Dozens of these small interactions during an exam are carefully mapped out.
The training session for first-year internal residents, which University of Washington contracts to Planned Parenthood of the Great Northwest, takes place after-hours at the clinic. After a lecture, residents in groups of three rotate through exam rooms, each staffed with a registered nurse and a model patient, both paid for their time.
Both the preceptors and the model patients are drawn from Planned Parenthood staff, who view this training as part of the organization’s role in promoting access to women’s health.
“We’re the people most comfortable about it,” says Struiksma, a patient-care coordinator who’s worked at Planned Parenthood for four years and been a model patient for two. “If not us, then who else?”
Experienced model patients are also comfortable giving feedback where nervous or confused real patients might be silent.
Relying on the kindness and consent of patients for practice runs into other problems, too. “Lots of patients aren’t comfortable with a medical student, especially male medical students,” said Dan Arnett, a first-year resident who had done an OB-GYN rotation while in school. Male students are usually more nervous practicing the exams, too.
Model patients also have become a larger part of medical education in general.
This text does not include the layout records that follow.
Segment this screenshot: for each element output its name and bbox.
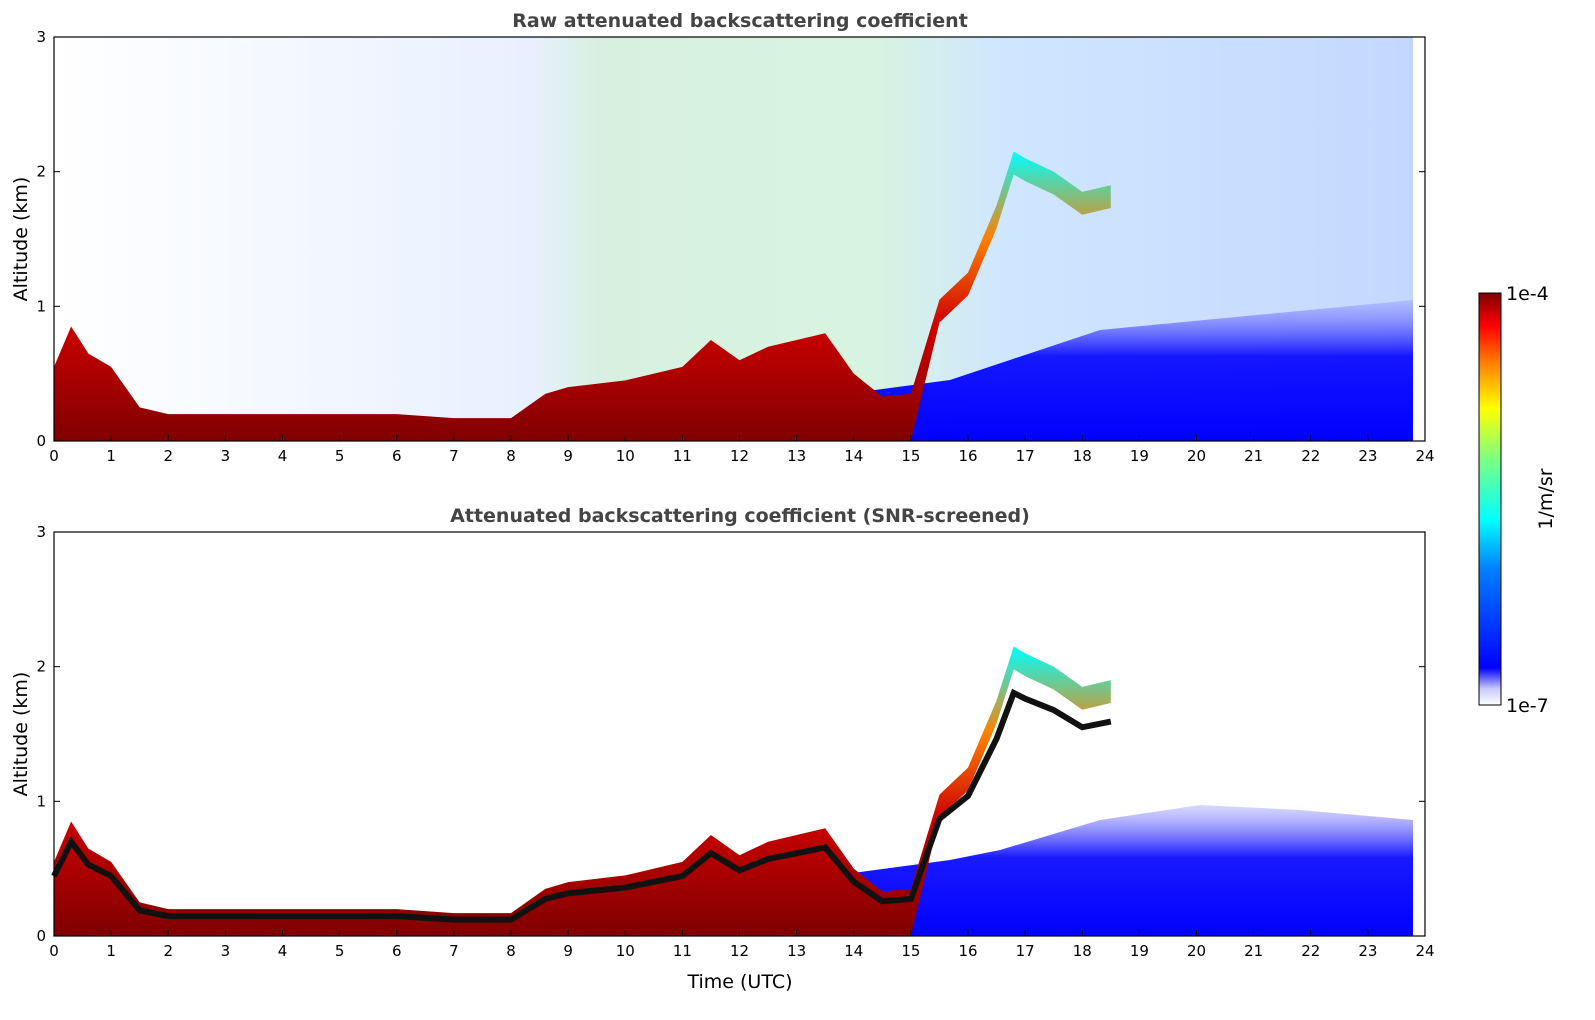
x-tick-label: 10 bbox=[616, 942, 635, 960]
x-tick-label: 0 bbox=[49, 447, 59, 465]
colorbar-gradient bbox=[1478, 292, 1502, 706]
panel-1-y-axis: 0 1 2 3 bbox=[36, 28, 1425, 450]
panel-2-x-axis: 0 1 2 3 4 5 6 7 8 9 10 11 12 13 14 15 16 17 18 19 20 21 22 23 24 bbox=[49, 930, 1435, 960]
x-tick-label: 13 bbox=[787, 942, 806, 960]
panel-2-y-axis: 0 1 2 3 bbox=[36, 523, 1425, 945]
x-tick-label: 20 bbox=[1187, 942, 1206, 960]
x-tick-label: 16 bbox=[958, 942, 977, 960]
y-tick-label: 0 bbox=[36, 927, 46, 945]
x-tick-label: 15 bbox=[901, 942, 920, 960]
x-tick-label: 14 bbox=[844, 447, 863, 465]
colorbar-max-label: 1e-4 bbox=[1506, 283, 1549, 305]
x-tick-label: 5 bbox=[335, 942, 345, 960]
x-tick-label: 9 bbox=[563, 447, 573, 465]
x-tick-label: 19 bbox=[1130, 447, 1149, 465]
x-tick-label: 7 bbox=[449, 447, 459, 465]
panel-1-x-axis: 0 1 2 3 4 5 6 7 8 9 10 11 12 13 14 15 16 17 18 19 20 21 22 23 24 bbox=[49, 435, 1435, 465]
x-tick-label: 18 bbox=[1073, 942, 1092, 960]
x-tick-label: 3 bbox=[221, 447, 231, 465]
x-tick-label: 6 bbox=[392, 942, 402, 960]
x-tick-label: 12 bbox=[730, 942, 749, 960]
x-tick-label: 24 bbox=[1415, 942, 1434, 960]
x-tick-label: 22 bbox=[1301, 942, 1320, 960]
x-tick-label: 13 bbox=[787, 447, 806, 465]
panel-2-title: Attenuated backscattering coefficient (S… bbox=[450, 505, 1030, 527]
colorbar: 1e-4 1e-7 1/m/sr bbox=[1478, 283, 1557, 717]
x-tick-label: 20 bbox=[1187, 447, 1206, 465]
x-tick-label: 1 bbox=[106, 447, 116, 465]
x-tick-label: 0 bbox=[49, 942, 59, 960]
y-tick-label: 1 bbox=[36, 792, 46, 810]
panel-2-ylabel: Altitude (km) bbox=[10, 672, 32, 797]
x-tick-label: 17 bbox=[1016, 447, 1035, 465]
x-tick-label: 19 bbox=[1130, 942, 1149, 960]
panel-1-ylabel: Altitude (km) bbox=[10, 177, 32, 302]
colorbar-min-label: 1e-7 bbox=[1506, 695, 1549, 717]
panel-1-boundary-layer bbox=[54, 151, 1111, 441]
x-tick-label: 15 bbox=[901, 447, 920, 465]
x-tick-label: 9 bbox=[563, 942, 573, 960]
y-tick-label: 0 bbox=[36, 432, 46, 450]
panel-2-xlabel: Time (UTC) bbox=[686, 971, 792, 993]
y-tick-label: 2 bbox=[36, 658, 46, 676]
x-tick-label: 4 bbox=[278, 942, 288, 960]
x-tick-label: 4 bbox=[278, 447, 288, 465]
x-tick-label: 21 bbox=[1244, 942, 1263, 960]
raw-backscatter-panel: Raw attenuated backscattering coefficien… bbox=[10, 10, 1435, 465]
snr-screened-panel: Attenuated backscattering coefficient (S… bbox=[10, 505, 1435, 993]
x-tick-label: 8 bbox=[506, 942, 516, 960]
x-tick-label: 3 bbox=[221, 942, 231, 960]
panel-2-boundary-layer bbox=[54, 646, 1111, 936]
x-tick-label: 22 bbox=[1301, 447, 1320, 465]
x-tick-label: 23 bbox=[1358, 447, 1377, 465]
x-tick-label: 2 bbox=[163, 447, 173, 465]
x-tick-label: 12 bbox=[730, 447, 749, 465]
y-tick-label: 1 bbox=[36, 297, 46, 315]
x-tick-label: 8 bbox=[506, 447, 516, 465]
panel-2-heatmap bbox=[51, 532, 1413, 936]
x-tick-label: 24 bbox=[1415, 447, 1434, 465]
x-tick-label: 11 bbox=[673, 447, 692, 465]
x-tick-label: 17 bbox=[1016, 942, 1035, 960]
y-tick-label: 3 bbox=[36, 523, 46, 541]
x-tick-label: 10 bbox=[616, 447, 635, 465]
x-tick-label: 18 bbox=[1073, 447, 1092, 465]
x-tick-label: 6 bbox=[392, 447, 402, 465]
panel-1-heatmap bbox=[54, 37, 1413, 441]
x-tick-label: 21 bbox=[1244, 447, 1263, 465]
panel-2-boundary-layer-core bbox=[51, 688, 1112, 923]
x-tick-label: 16 bbox=[958, 447, 977, 465]
x-tick-label: 2 bbox=[163, 942, 173, 960]
x-tick-label: 5 bbox=[335, 447, 345, 465]
colorbar-label: 1/m/sr bbox=[1535, 468, 1557, 529]
x-tick-label: 1 bbox=[106, 942, 116, 960]
panel-1-title: Raw attenuated backscattering coefficien… bbox=[512, 10, 968, 32]
x-tick-label: 23 bbox=[1358, 942, 1377, 960]
x-tick-label: 14 bbox=[844, 942, 863, 960]
x-tick-label: 11 bbox=[673, 942, 692, 960]
x-tick-label: 7 bbox=[449, 942, 459, 960]
y-tick-label: 2 bbox=[36, 163, 46, 181]
y-tick-label: 3 bbox=[36, 28, 46, 46]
In these simulated situations, students can make mistakes without affecting an actual patient’s health. Model patients act in all sorts of different patient roles, but gynecology presents a situation where it gets especially hands on — just as real doctors have to do.
“They’re absolutely amazing,” says Burke of the model patients in the OB-GYN class she teaches at the UW. “Ninety-nine percent of the learning are these women who give their time and essentially their bodies.”